Le 15 octobre 2023, Narges Mohammadi, la lauréate du Prix Nobel de la paix 2023, a été libérée sous caution en Iran après une détention prolongée qui a gravement affecté sa santé. Emprisonnée depuis décembre dernier, elle a été transférée à Téhéran pour recevoir des soins médicaux appropriés, selon son époux, Taghi Rahmani, qui a exprimé ses préoccupations quant à son état de santé précaire.
EN BREF
- Narges Mohammadi, militante des droits humains, a été libérée sous caution en Iran.
- Sa santé s’est gravement détériorée durant son emprisonnement.
- Les États-Unis ont demandé sa libération pour recevoir des soins médicaux.
Âgée de 54 ans, Narges Mohammadi est une figure emblématique de la lutte pour les droits des femmes en Iran. Elle s’oppose à la peine de mort et au port obligatoire du voile, critiquant ouvertement le régime en place depuis la révolution islamique de 1979. Son arrestation, survenue le 12 décembre 2022 à Mashhad, a été le résultat de ses critiques répétées à l’égard des autorités religieuses iraniennes. Depuis, son état de santé a connu un déclin alarmant, la conduisant à subir deux crises cardiaques en prison.
Le transfert de Narges à Téhéran pour des soins médicaux a été confirmé par son avocat, Mostafa Nili, sur la plateforme X. Elle a bénéficié d’une suspension de peine, bien que le montant de la caution n’ait pas été précisé. Malgré ce transfert, son mari a averti que tout retour en prison serait inacceptable, compte tenu des conditions qui ont altéré sa santé physique et mentale.

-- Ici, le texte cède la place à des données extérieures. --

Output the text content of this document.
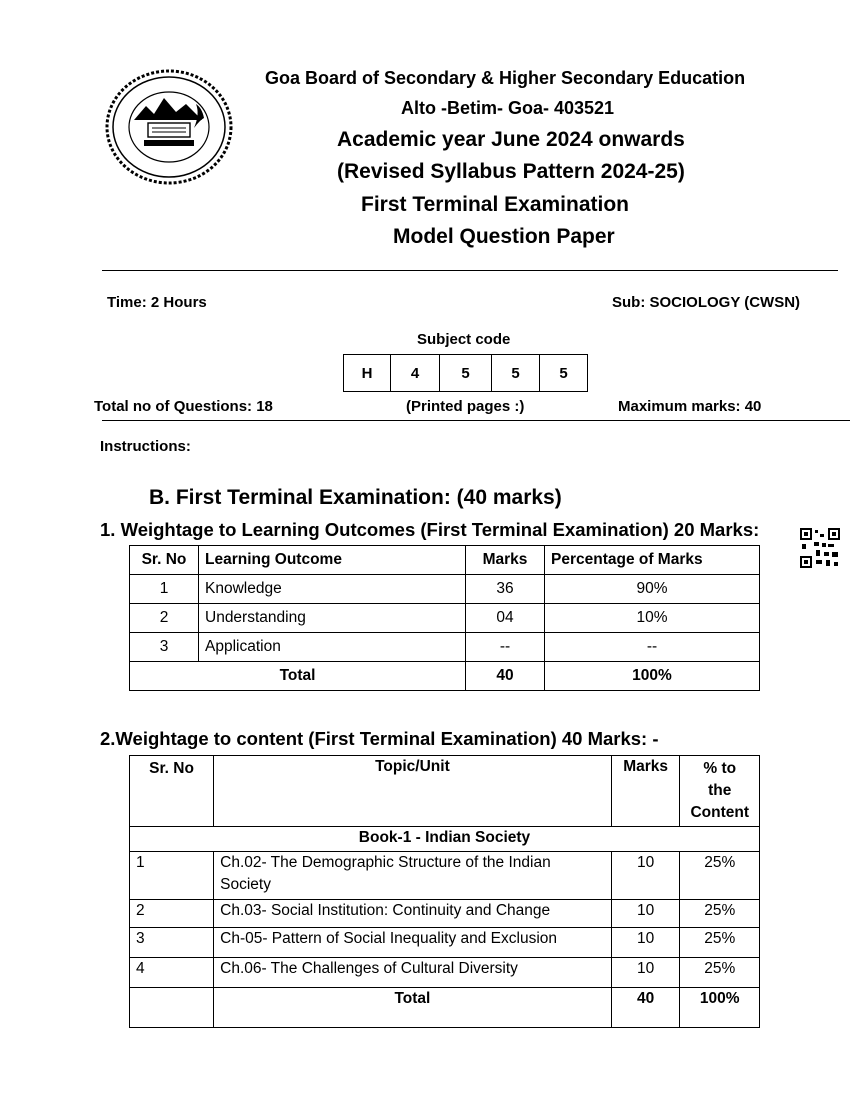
Goa Board of Secondary & Higher Secondary Education
Alto -Betim- Goa- 403521
Academic year June 2024 onwards
(Revised Syllabus Pattern 2024-25)
First Terminal Examination
Model Question Paper
Time: 2 Hours	Sub: SOCIOLOGY (CWSN)
Subject code
H	4	5	5	5
Total no of Questions: 18	(Printed pages :)	Maximum marks: 40
Instructions:
B. First Terminal Examination: (40 marks)
1. Weightage to Learning Outcomes (First Terminal Examination) 20 Marks:
Sr. No	Learning Outcome	Marks	Percentage of Marks
1	Knowledge	36	90%
2	Understanding	04	10%
3	Application	--	--
Total		40	100%
2.Weightage to content (First Terminal Examination) 40 Marks: -
Sr. No	Topic/Unit	Marks	% to the Content
Book-1 - Indian Society			
1	Ch.02- The Demographic Structure of the Indian Society	10	25%
2	Ch.03- Social Institution: Continuity and Change	10	25%
3	Ch-05- Pattern of Social Inequality and Exclusion	10	25%
4	Ch.06- The Challenges of Cultural Diversity	10	25%
	Total	40	100%
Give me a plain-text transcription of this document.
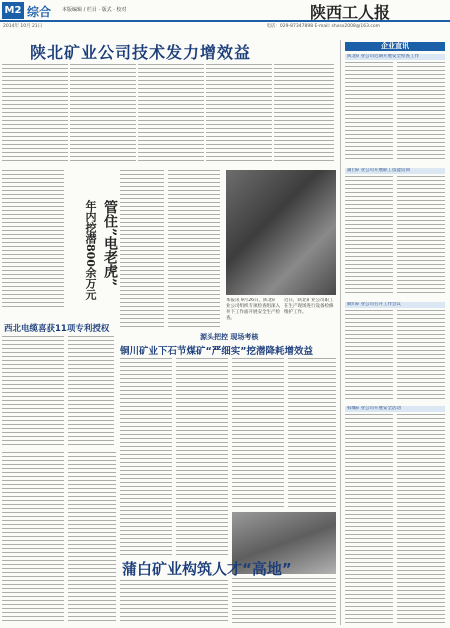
M2 综合 本版编辑 / 栏目 · 版式 · 校对	陕西工人报
2014年 10月 21日	电话：029-87347898 E-mail: shxsx2008@163.com
陕北矿业公司技术发力增效益	企业直讯
陕北矿业公司近期开展安全检查工作
蒲白矿业公司开展职工技能培训
铜川矿业公司召开工作会议
韩城矿业公司开展安全活动
管住”电老虎”
年内挖潜800余万元
本报讯 9月26日，陕北矿业公司组织专项检查组深入井下工作面开展安全生产检查。
近日，陕北矿业公司职工在生产现场进行设备检修维护工作。
西北电缆喜获11项专利授权
源头把控 现场考核
铜川矿业下石节煤矿“严细实”挖潜降耗增效益
蒲白矿业构筑人才“高地”
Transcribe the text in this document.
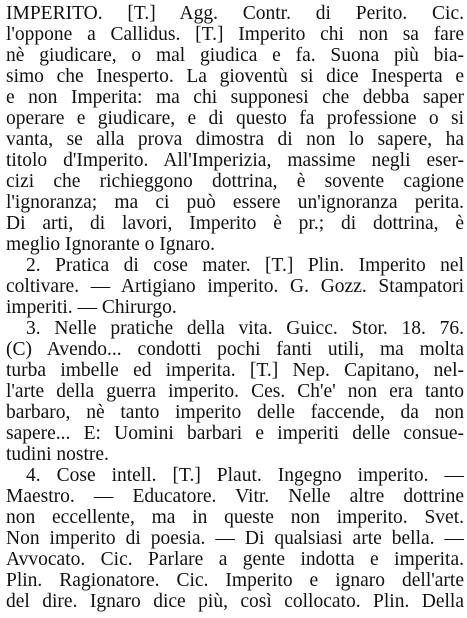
IMPERITO. [T.] Agg. Contr. di Perito. Cic.
l'oppone a Callidus. [T.] Imperito chi non sa fare
nè giudicare, o mal giudica e fa. Suona più bia-
simo che Inesperto. La gioventù si dice Inesperta e
e non Imperita: ma chi supponesi che debba saper
operare e giudicare, e di questo fa professione o si
vanta, se alla prova dimostra di non lo sapere, ha
titolo d'Imperito. All'Imperizia, massime negli eser-
cizi che richieggono dottrina, è sovente cagione
l'ignoranza; ma ci può essere un'ignoranza perita.
Di arti, di lavori, Imperito è pr.; di dottrina, è
meglio Ignorante o Ignaro.
2. Pratica di cose mater. [T.] Plin. Imperito nel
coltivare. — Artigiano imperito. G. Gozz. Stampatori
imperiti. — Chirurgo.
3. Nelle pratiche della vita. Guicc. Stor. 18. 76.
(C) Avendo... condotti pochi fanti utili, ma molta
turba imbelle ed imperita. [T.] Nep. Capitano, nel-
l'arte della guerra imperito. Ces. Ch'e' non era tanto
barbaro, nè tanto imperito delle faccende, da non
sapere... E: Uomini barbari e imperiti delle consue-
tudini nostre.
4. Cose intell. [T.] Plaut. Ingegno imperito. —
Maestro. — Educatore. Vitr. Nelle altre dottrine
non eccellente, ma in queste non imperito. Svet.
Non imperito di poesia. — Di qualsiasi arte bella. —
Avvocato. Cic. Parlare a gente indotta e imperita.
Plin. Ragionatore. Cic. Imperito e ignaro dell'arte
del dire. Ignaro dice più, così collocato. Plin. Della
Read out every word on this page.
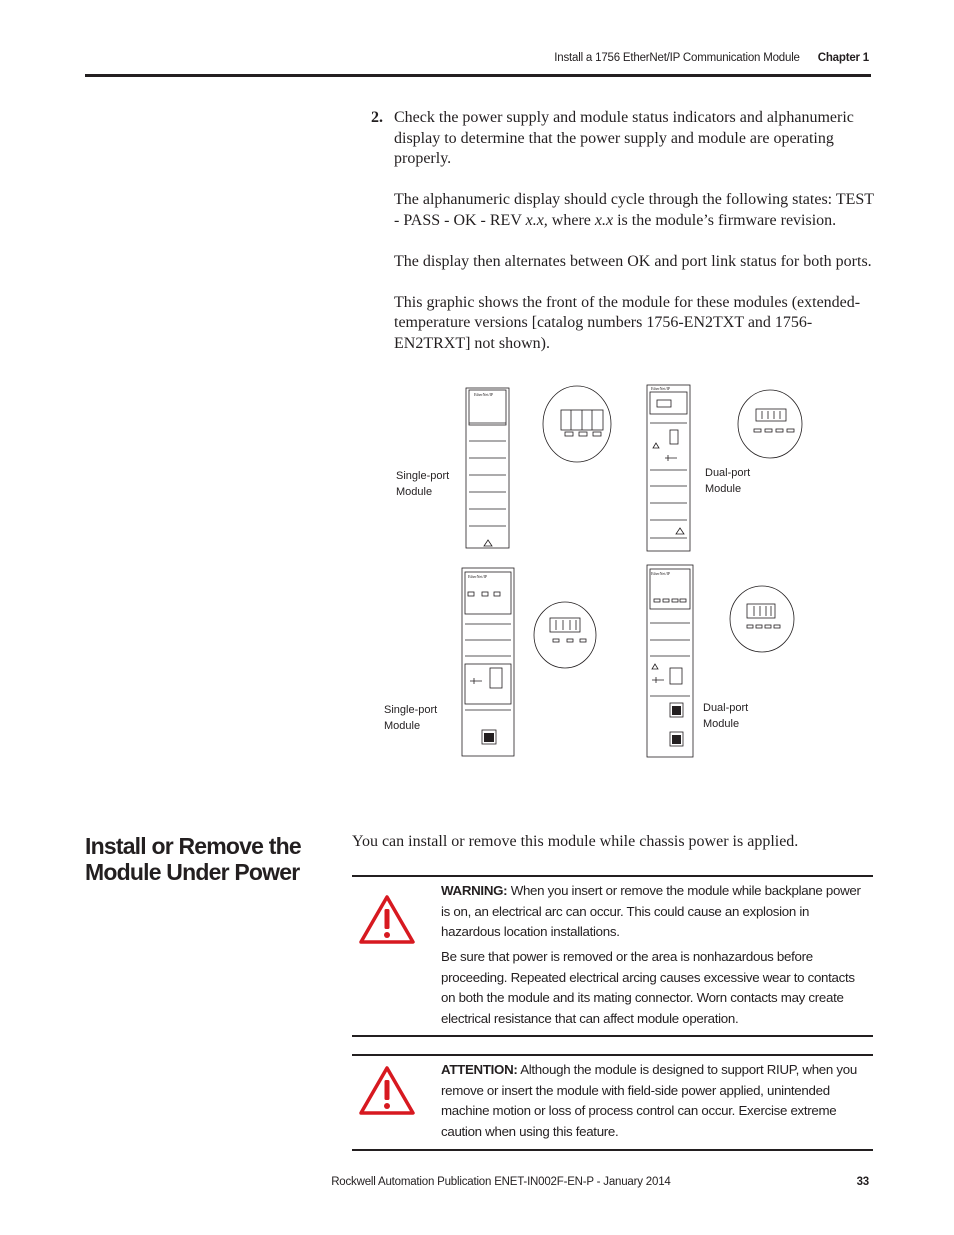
Install a 1756 EtherNet/IP Communication Module Chapter 1
2. Check the power supply and module status indicators and alphanumeric display to determine that the power supply and module are operating properly.

The alphanumeric display should cycle through the following states: TEST - PASS - OK - REV x.x, where x.x is the module’s firmware revision.

The display then alternates between OK and port link status for both ports.

This graphic shows the front of the module for these modules (extended-temperature versions [catalog numbers 1756-EN2TXT and 1756-EN2TRXT] not shown).

EtherNet/IP
EtherNet/IP
EtherNet/IP
EtherNet/IP
Single-port
Module
Dual-port
Module
Single-port
Module
Dual-port
Module
Install or Remove the Module Under Power
You can install or remove this module while chassis power is applied.

WARNING: When you insert or remove the module while backplane power is on, an electrical arc can occur. This could cause an explosion in hazardous location installations.

Be sure that power is removed or the area is nonhazardous before proceeding. Repeated electrical arcing causes excessive wear to contacts on both the module and its mating connector. Worn contacts may create electrical resistance that can affect module operation.

ATTENTION: Although the module is designed to support RIUP, when you remove or insert the module with field-side power applied, unintended machine motion or loss of process control can occur. Exercise extreme caution when using this feature.

Rockwell Automation Publication ENET-IN002F-EN-P - January 2014	33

La fondation de Narges Mohammadi a également fait savoir qu’elle nécessitait des soins spécialisés et a appelé à garantir qu’elle ne doive pas purger les 18 années restantes de sa peine. Son avocate à Paris, Chirinne Ardakani, a décrit l’impact de l’emprisonnement sur sa santé, signalant qu’elle avait perdu 20 kg et était devenue « méconnaissable » par rapport à son état antérieur.
En réaction à cette situation, les États-Unis ont exhorté l’Iran à libérer Narges pour lui permettre de recevoir les soins nécessaires. Riley Barnes, secrétaire d’État adjoint américain chargé des droits humains, a rappelé sur les réseaux sociaux que « le monde est témoin » des souffrances de Mohammadi.
Les enfants de Narges, Ali et Kiana Rahmani, vivent à Paris et n’ont pas vu leur mère depuis plus de dix ans. Ils ont été honorés du Prix Nobel de la paix en son nom alors qu’elle était encore derrière les barreaux, soulignant l’importance de son combat pour les droits humains et la dignité des femmes en Iran.
La libération de Narges Mohammadi marque une étape significative dans la lutte pour la justice en Iran. Toutefois, les incertitudes demeurent quant à son avenir et à son bien-être, alors que la communauté internationale continue de surveiller de près la situation des droits humains dans le pays.